What Mr. Sleuth was doing now also reminded her in an odd way of a play she had once seen—a play to which a young man had taken her when she was a girl, unnumbered years ago, and which had thrilled and fascinated her. “Out, out, damned spot!” that was what the tall, fierce, beautiful lady who had played the part of a queen had said, twisting her hands together just as the lodger was doing now.
“It’s a fine day,” said Mr. Sleuth, sitting down and unfolding his napkin. “The fog has cleared. I do not know if you will agree with me, Mrs. Bunting, but I always feel brighter when the sun is shining, as it is now, at any rate, trying to shine.” He looked at her inquiringly, but Mrs. Bunting could not speak. She only nodded. However, that did not affect Mr. Sleuth adversely.
He had acquired a great liking and respect for this well-balanced, taciturn woman. She was the first woman for whom he had experienced any such feeling for many years past.
He looked down at the still-covered dish, and shook his head. “I don’t feel as if I could eat very much to-day,” he said plaintively. And then he suddenly took a half-sovereign out of his waistcoat pocket.
Already Mrs. Bunting had noticed that it was not the same waistcoat Mr. Sleuth had been wearing the day before.
“Mrs. Bunting, may I ask you to come here?”
And after a moment of hesitation his landlady obeyed him.
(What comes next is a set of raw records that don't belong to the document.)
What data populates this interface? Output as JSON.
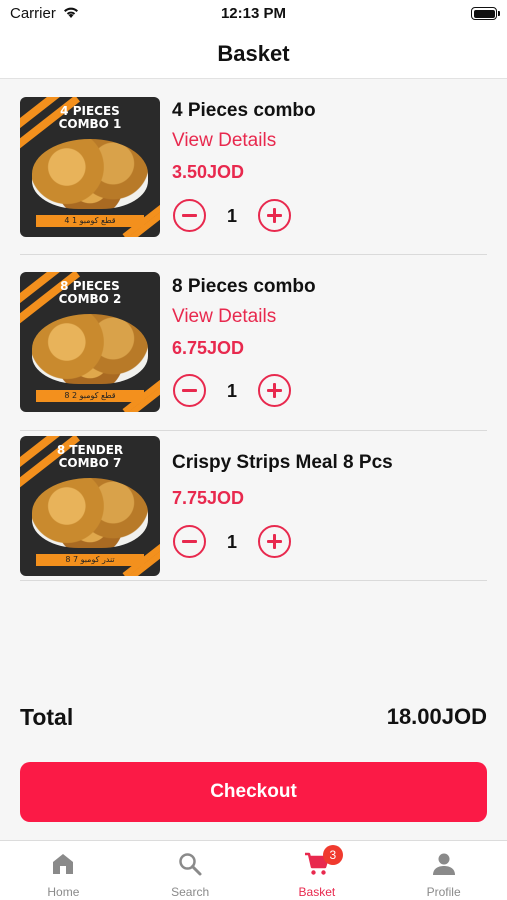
{
  "status_bar": {
    "carrier": "Carrier",
    "time": "12:13 PM"
  },
  "header": {
    "title": "Basket"
  },
  "basket": {
    "items": [
      {
        "name": "4 Pieces combo",
        "details_label": "View Details",
        "price": "3.50JOD",
        "quantity": "1",
        "thumb_caption_line1": "4 PIECES",
        "thumb_caption_line2": "COMBO 1",
        "thumb_band": "4 قطع كومبو 1"
      },
      {
        "name": "8 Pieces combo",
        "details_label": "View Details",
        "price": "6.75JOD",
        "quantity": "1",
        "thumb_caption_line1": "8 PIECES",
        "thumb_caption_line2": "COMBO 2",
        "thumb_band": "8 قطع كومبو 2"
      },
      {
        "name": "Crispy Strips Meal 8 Pcs",
        "price": "7.75JOD",
        "quantity": "1",
        "thumb_caption_line1": "8 TENDER",
        "thumb_caption_line2": "COMBO 7",
        "thumb_band": "8 تندر كومبو 7"
      }
    ]
  },
  "summary": {
    "total_label": "Total",
    "total_value": "18.00JOD"
  },
  "checkout": {
    "label": "Checkout"
  },
  "tabbar": {
    "tabs": [
      {
        "label": "Home",
        "icon": "home-icon"
      },
      {
        "label": "Search",
        "icon": "search-icon"
      },
      {
        "label": "Basket",
        "icon": "cart-icon",
        "badge": "3",
        "active": true
      },
      {
        "label": "Profile",
        "icon": "person-icon"
      }
    ]
  },
  "colors": {
    "accent": "#e8294e",
    "checkout": "#fb1a46",
    "badge": "#f03a2e"
  }
}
“Will you please accept this little gift for the use you kindly allowed me to make of your kitchen last night?” he said quietly. “I tried to make as little mess as I could, Mrs. Bunting, but—well, the truth is I was carrying out a very elaborate experiment——”
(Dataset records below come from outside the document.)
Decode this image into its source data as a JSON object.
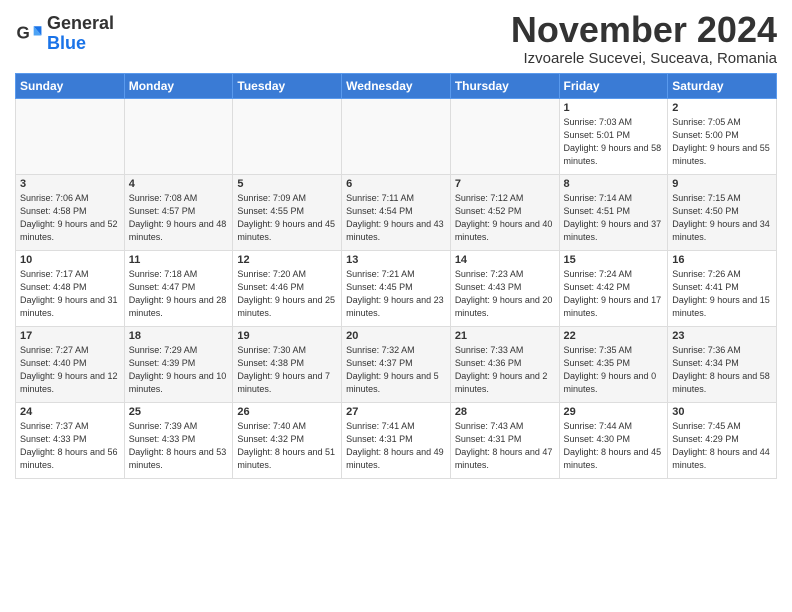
{
  "logo": {
    "general": "General",
    "blue": "Blue"
  },
  "title": "November 2024",
  "location": "Izvoarele Sucevei, Suceava, Romania",
  "headers": [
    "Sunday",
    "Monday",
    "Tuesday",
    "Wednesday",
    "Thursday",
    "Friday",
    "Saturday"
  ],
  "weeks": [
    [
      {
        "day": "",
        "info": ""
      },
      {
        "day": "",
        "info": ""
      },
      {
        "day": "",
        "info": ""
      },
      {
        "day": "",
        "info": ""
      },
      {
        "day": "",
        "info": ""
      },
      {
        "day": "1",
        "info": "Sunrise: 7:03 AM\nSunset: 5:01 PM\nDaylight: 9 hours and 58 minutes."
      },
      {
        "day": "2",
        "info": "Sunrise: 7:05 AM\nSunset: 5:00 PM\nDaylight: 9 hours and 55 minutes."
      }
    ],
    [
      {
        "day": "3",
        "info": "Sunrise: 7:06 AM\nSunset: 4:58 PM\nDaylight: 9 hours and 52 minutes."
      },
      {
        "day": "4",
        "info": "Sunrise: 7:08 AM\nSunset: 4:57 PM\nDaylight: 9 hours and 48 minutes."
      },
      {
        "day": "5",
        "info": "Sunrise: 7:09 AM\nSunset: 4:55 PM\nDaylight: 9 hours and 45 minutes."
      },
      {
        "day": "6",
        "info": "Sunrise: 7:11 AM\nSunset: 4:54 PM\nDaylight: 9 hours and 43 minutes."
      },
      {
        "day": "7",
        "info": "Sunrise: 7:12 AM\nSunset: 4:52 PM\nDaylight: 9 hours and 40 minutes."
      },
      {
        "day": "8",
        "info": "Sunrise: 7:14 AM\nSunset: 4:51 PM\nDaylight: 9 hours and 37 minutes."
      },
      {
        "day": "9",
        "info": "Sunrise: 7:15 AM\nSunset: 4:50 PM\nDaylight: 9 hours and 34 minutes."
      }
    ],
    [
      {
        "day": "10",
        "info": "Sunrise: 7:17 AM\nSunset: 4:48 PM\nDaylight: 9 hours and 31 minutes."
      },
      {
        "day": "11",
        "info": "Sunrise: 7:18 AM\nSunset: 4:47 PM\nDaylight: 9 hours and 28 minutes."
      },
      {
        "day": "12",
        "info": "Sunrise: 7:20 AM\nSunset: 4:46 PM\nDaylight: 9 hours and 25 minutes."
      },
      {
        "day": "13",
        "info": "Sunrise: 7:21 AM\nSunset: 4:45 PM\nDaylight: 9 hours and 23 minutes."
      },
      {
        "day": "14",
        "info": "Sunrise: 7:23 AM\nSunset: 4:43 PM\nDaylight: 9 hours and 20 minutes."
      },
      {
        "day": "15",
        "info": "Sunrise: 7:24 AM\nSunset: 4:42 PM\nDaylight: 9 hours and 17 minutes."
      },
      {
        "day": "16",
        "info": "Sunrise: 7:26 AM\nSunset: 4:41 PM\nDaylight: 9 hours and 15 minutes."
      }
    ],
    [
      {
        "day": "17",
        "info": "Sunrise: 7:27 AM\nSunset: 4:40 PM\nDaylight: 9 hours and 12 minutes."
      },
      {
        "day": "18",
        "info": "Sunrise: 7:29 AM\nSunset: 4:39 PM\nDaylight: 9 hours and 10 minutes."
      },
      {
        "day": "19",
        "info": "Sunrise: 7:30 AM\nSunset: 4:38 PM\nDaylight: 9 hours and 7 minutes."
      },
      {
        "day": "20",
        "info": "Sunrise: 7:32 AM\nSunset: 4:37 PM\nDaylight: 9 hours and 5 minutes."
      },
      {
        "day": "21",
        "info": "Sunrise: 7:33 AM\nSunset: 4:36 PM\nDaylight: 9 hours and 2 minutes."
      },
      {
        "day": "22",
        "info": "Sunrise: 7:35 AM\nSunset: 4:35 PM\nDaylight: 9 hours and 0 minutes."
      },
      {
        "day": "23",
        "info": "Sunrise: 7:36 AM\nSunset: 4:34 PM\nDaylight: 8 hours and 58 minutes."
      }
    ],
    [
      {
        "day": "24",
        "info": "Sunrise: 7:37 AM\nSunset: 4:33 PM\nDaylight: 8 hours and 56 minutes."
      },
      {
        "day": "25",
        "info": "Sunrise: 7:39 AM\nSunset: 4:33 PM\nDaylight: 8 hours and 53 minutes."
      },
      {
        "day": "26",
        "info": "Sunrise: 7:40 AM\nSunset: 4:32 PM\nDaylight: 8 hours and 51 minutes."
      },
      {
        "day": "27",
        "info": "Sunrise: 7:41 AM\nSunset: 4:31 PM\nDaylight: 8 hours and 49 minutes."
      },
      {
        "day": "28",
        "info": "Sunrise: 7:43 AM\nSunset: 4:31 PM\nDaylight: 8 hours and 47 minutes."
      },
      {
        "day": "29",
        "info": "Sunrise: 7:44 AM\nSunset: 4:30 PM\nDaylight: 8 hours and 45 minutes."
      },
      {
        "day": "30",
        "info": "Sunrise: 7:45 AM\nSunset: 4:29 PM\nDaylight: 8 hours and 44 minutes."
      }
    ]
  ]
}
Mrs. Bunting held out her hand, she hesitated, and then she took the coin. The fingers which for a moment brushed lightly against her palm were icy cold—cold and clammy. Mr. Sleuth was evidently not well.
As she walked down the stairs, the winter sun, a scarlet ball hanging in the smoky sky, glinted in on Mr. Sleuth’s landlady, and threw blood-red gleams, or so it seemed to her, on to the piece of gold she was holding in her hand.
—
The day went by, as other days had gone by in that quiet household, but, of course, there was far greater animation outside the little house than was usually the case.
Perhaps because the sun was shining for the first time for some days, the whole of London seemed to be making holiday in that part of the town.
When Bunting at last came back, his wife listened silently while he told her of the extraordinary excitement reigning everywhere. And then, after he had been talking a long while, she suddenly shot a strange look at him.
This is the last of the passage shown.